Etiquette



DP Etiquette

First rule: Don't be a jackass.

Other rules: Do not attack or insult people you disagree with. Engage with facts, logic and beliefs. Out of respect for others, please provide some sources for the facts and truths you rely on if you are asked for that. If emotion is getting out of hand, get it back in hand. To limit dehumanizing people, don't call people or whole groups of people disrespectful names, e.g., stupid, dumb or liar. Insulting people is counterproductive to rational discussion. Insult makes people angry and defensive. All points of view are welcome, right, center, left and elsewhere. Just disagree, but don't be belligerent or reject inconvenient facts, truths or defensible reasoning.

Monday, January 20, 2020

The Angola Papers: The Morality of Markets

The New York Times reports on how Western expertise helps a powerful African kleptocrat, Isabel dos Santos, launder and make money. She parties with celebrities who are either clueless or don't care about morals.


Wheee!! Im partying!!
From left, Chris Tucker, Nicole Scherzinger, Isabel dos Santos
Paris Hilton and Chris Zylka (2018)


The NYT writes:
“Posing for photos at [a] May 2017 not the one above, that was a different party] event was Isabel dos Santos, Africa’s richest woman and the daughter of José Eduardo dos Santos, then Angola’s president. Her husband controls the jeweler, De Grisogono, through a dizzying array of shell companies in Luxembourg, Malta and the Netherlands. 
But the lavish party was possible only because of the Angolan government. The country is rich in oil and diamonds but hobbled by corruption, with grinding poverty, widespread illiteracy and a high infant mortality rate. A state agency had sunk more than $120 million into the jewelry company. Today, it faces a total loss. 
Ms. dos Santos, estimated to be worth over $2 billion, claims she is a self-made woman who never benefited from state funds. But a different picture has emerged under media scrutiny in recent years: She took a cut of Angola’s wealth, often through decrees signed by her father. She acquired stakes in the country’s diamond exports, its dominant mobile phone company, two of its banks and its biggest cement maker, and partnered with the state oil giant to buy into Portugal’s largest petroleum company. 
Now, a trove of more than 700,000 documents obtained by the International Consortium of Investigative Journalists, and shared with The New York Times, shows how a global network of consultants, lawyers, bankers and accountants helped her amass that fortune and park it abroad. Some of the world’s leading professional service firms — including the Boston Consulting Group, McKinsey & Company and PwC — facilitated her efforts to profit from her country’s wealth while lending their legitimacy. 
PricewaterhouseCoopers, now called PwC, acted as her accountant, consultant and tax adviser, working with at least 20 companies controlled by her or her husband. Yet there were obvious red flags as Angolan state money went unaccounted for, according to money-laundering experts and forensic accountants who reviewed the newly obtained documents.”

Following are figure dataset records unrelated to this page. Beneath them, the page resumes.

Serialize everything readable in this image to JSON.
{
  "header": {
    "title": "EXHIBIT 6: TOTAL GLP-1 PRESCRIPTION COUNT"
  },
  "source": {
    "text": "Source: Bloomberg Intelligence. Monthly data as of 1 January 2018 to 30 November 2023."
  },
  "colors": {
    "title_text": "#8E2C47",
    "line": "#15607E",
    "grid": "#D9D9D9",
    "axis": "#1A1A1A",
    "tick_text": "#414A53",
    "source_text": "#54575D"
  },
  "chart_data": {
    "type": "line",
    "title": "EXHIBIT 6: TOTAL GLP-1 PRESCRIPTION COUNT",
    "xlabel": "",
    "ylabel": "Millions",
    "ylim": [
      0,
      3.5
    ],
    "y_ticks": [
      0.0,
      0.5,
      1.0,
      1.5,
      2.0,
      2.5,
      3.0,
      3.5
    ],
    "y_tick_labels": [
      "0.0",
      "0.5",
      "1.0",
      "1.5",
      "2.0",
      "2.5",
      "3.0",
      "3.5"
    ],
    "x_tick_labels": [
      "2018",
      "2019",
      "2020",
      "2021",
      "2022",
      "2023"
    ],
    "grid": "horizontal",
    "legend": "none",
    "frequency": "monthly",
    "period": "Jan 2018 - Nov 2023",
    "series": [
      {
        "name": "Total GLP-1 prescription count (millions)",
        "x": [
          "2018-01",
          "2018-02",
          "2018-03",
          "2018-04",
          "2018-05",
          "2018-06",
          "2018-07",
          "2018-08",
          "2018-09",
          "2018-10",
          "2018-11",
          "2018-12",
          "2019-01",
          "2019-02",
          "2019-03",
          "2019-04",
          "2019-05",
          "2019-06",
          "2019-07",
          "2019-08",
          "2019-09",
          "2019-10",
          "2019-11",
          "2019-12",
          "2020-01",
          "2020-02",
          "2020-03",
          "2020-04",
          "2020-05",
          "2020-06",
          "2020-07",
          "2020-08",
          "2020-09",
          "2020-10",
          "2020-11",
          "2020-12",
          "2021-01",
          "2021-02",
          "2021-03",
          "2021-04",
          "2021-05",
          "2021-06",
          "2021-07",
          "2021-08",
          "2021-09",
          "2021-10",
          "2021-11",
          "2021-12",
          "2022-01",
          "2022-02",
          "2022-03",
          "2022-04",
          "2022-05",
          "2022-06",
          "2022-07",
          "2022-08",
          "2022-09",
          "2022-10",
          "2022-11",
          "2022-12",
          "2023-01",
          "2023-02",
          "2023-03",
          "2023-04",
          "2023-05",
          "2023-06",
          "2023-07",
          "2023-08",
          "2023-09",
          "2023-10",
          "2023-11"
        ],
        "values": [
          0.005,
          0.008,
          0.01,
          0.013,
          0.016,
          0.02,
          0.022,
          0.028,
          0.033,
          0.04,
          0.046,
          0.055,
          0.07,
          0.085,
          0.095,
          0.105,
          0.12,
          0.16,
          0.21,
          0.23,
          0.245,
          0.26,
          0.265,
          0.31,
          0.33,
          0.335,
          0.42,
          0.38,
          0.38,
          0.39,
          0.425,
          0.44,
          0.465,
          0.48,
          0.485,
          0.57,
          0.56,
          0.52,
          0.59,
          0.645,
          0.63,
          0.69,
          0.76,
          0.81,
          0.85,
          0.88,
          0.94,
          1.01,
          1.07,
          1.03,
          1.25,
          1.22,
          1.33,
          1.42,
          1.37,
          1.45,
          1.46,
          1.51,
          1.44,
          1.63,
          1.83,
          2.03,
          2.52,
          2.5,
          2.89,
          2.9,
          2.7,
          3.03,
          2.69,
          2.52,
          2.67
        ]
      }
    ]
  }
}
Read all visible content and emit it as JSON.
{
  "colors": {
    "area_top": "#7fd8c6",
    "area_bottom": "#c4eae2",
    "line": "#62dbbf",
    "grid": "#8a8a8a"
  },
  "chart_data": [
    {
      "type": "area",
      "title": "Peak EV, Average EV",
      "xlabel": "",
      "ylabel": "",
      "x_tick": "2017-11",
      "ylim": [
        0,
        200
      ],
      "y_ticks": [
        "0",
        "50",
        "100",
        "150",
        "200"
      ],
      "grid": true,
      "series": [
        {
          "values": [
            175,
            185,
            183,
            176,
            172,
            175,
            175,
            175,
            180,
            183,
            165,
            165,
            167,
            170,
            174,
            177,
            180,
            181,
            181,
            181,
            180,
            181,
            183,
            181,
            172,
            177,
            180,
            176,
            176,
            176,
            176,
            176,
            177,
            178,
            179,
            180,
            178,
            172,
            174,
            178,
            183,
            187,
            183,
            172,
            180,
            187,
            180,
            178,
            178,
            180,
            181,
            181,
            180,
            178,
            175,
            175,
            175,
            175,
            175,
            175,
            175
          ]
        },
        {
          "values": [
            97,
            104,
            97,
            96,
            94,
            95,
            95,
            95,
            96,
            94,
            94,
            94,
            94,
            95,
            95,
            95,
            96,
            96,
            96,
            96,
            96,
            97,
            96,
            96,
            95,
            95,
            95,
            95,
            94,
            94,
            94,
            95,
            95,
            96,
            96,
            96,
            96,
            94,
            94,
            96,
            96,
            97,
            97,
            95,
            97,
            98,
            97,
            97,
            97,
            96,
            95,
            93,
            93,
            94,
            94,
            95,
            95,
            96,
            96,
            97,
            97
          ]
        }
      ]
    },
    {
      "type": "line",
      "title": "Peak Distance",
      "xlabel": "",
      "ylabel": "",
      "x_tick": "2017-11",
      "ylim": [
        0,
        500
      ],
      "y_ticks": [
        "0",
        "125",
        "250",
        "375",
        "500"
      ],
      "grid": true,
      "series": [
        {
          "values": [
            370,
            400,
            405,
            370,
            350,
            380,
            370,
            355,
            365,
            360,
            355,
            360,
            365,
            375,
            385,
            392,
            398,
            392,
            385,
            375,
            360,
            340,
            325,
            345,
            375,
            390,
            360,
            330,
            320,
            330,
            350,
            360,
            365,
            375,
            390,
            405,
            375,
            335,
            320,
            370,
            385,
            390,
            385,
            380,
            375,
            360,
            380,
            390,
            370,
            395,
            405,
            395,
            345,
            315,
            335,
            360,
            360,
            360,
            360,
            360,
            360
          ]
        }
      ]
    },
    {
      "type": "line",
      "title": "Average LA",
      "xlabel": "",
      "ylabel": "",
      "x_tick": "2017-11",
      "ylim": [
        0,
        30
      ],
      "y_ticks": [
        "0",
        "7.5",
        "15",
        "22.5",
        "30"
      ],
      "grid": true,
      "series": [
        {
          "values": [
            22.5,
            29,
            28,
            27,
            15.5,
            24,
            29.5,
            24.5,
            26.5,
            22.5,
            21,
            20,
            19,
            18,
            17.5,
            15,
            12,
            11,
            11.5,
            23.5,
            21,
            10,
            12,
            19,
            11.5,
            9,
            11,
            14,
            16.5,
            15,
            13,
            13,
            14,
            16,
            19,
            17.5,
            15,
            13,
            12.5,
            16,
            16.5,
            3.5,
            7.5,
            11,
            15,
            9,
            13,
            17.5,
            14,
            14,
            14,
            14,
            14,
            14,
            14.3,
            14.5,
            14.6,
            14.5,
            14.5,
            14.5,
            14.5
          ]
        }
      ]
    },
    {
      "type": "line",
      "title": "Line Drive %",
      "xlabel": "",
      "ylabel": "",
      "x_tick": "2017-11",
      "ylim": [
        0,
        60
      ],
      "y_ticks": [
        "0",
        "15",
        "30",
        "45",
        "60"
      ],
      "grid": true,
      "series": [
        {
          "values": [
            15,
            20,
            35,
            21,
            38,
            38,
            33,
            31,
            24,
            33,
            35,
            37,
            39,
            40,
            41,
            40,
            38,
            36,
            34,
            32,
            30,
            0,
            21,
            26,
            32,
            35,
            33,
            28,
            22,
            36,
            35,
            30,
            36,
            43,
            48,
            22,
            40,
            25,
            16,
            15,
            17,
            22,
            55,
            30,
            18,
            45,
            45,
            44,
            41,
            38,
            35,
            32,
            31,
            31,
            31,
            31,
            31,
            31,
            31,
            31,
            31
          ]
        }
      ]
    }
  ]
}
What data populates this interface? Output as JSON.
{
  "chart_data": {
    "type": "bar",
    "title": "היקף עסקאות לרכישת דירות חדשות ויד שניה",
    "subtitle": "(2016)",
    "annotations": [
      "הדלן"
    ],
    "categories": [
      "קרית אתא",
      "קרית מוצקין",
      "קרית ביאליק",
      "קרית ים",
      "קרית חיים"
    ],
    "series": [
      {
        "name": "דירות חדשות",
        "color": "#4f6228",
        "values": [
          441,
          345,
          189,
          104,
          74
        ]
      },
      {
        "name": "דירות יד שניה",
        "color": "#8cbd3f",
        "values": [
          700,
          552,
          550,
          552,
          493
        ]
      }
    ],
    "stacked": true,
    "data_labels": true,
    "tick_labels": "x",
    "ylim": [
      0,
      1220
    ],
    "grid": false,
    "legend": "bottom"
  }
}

The morality of markets and money
The International Consortium of Investigative Journalists (ICIJ) has once again got its fake news hands on a pile of evidence of how corrupt many (most?) rich people are. Morals and human decency are simply irrelevant to these people. Among other shiny objects of evil, the ICIJ has brought us the Paradise Papers and the Panama Papers. The latter included leaked documents showing a little sliver of Vladimir Putin’s staggering corruption and that of dozens of other rich people hiding assets and corruption in anonymous offshore accounts. The ICIJ has exposed trillions in global theft among rich pillars of the community and playthings for clueless or immoral celebrities. Now we have the Angola papers. Same corrupt story, same human misery, different country, different kleptocrats.

The moral lesson is obvious and simple: The markets and their employees do not care about corruption. They care about making money. Period.

So, when Michael Sandel writes about the moral limits of markets and profits, this exemplifies how limitless but mainstream market immorality really is.

One can only wonder if Ms. dos Santos will sue the failing, fake news NYT and/or ICIJ for defamation. We all hope the backlash doesn't go any farther than that.



 Isabel dos Santos, the face of . . . . what?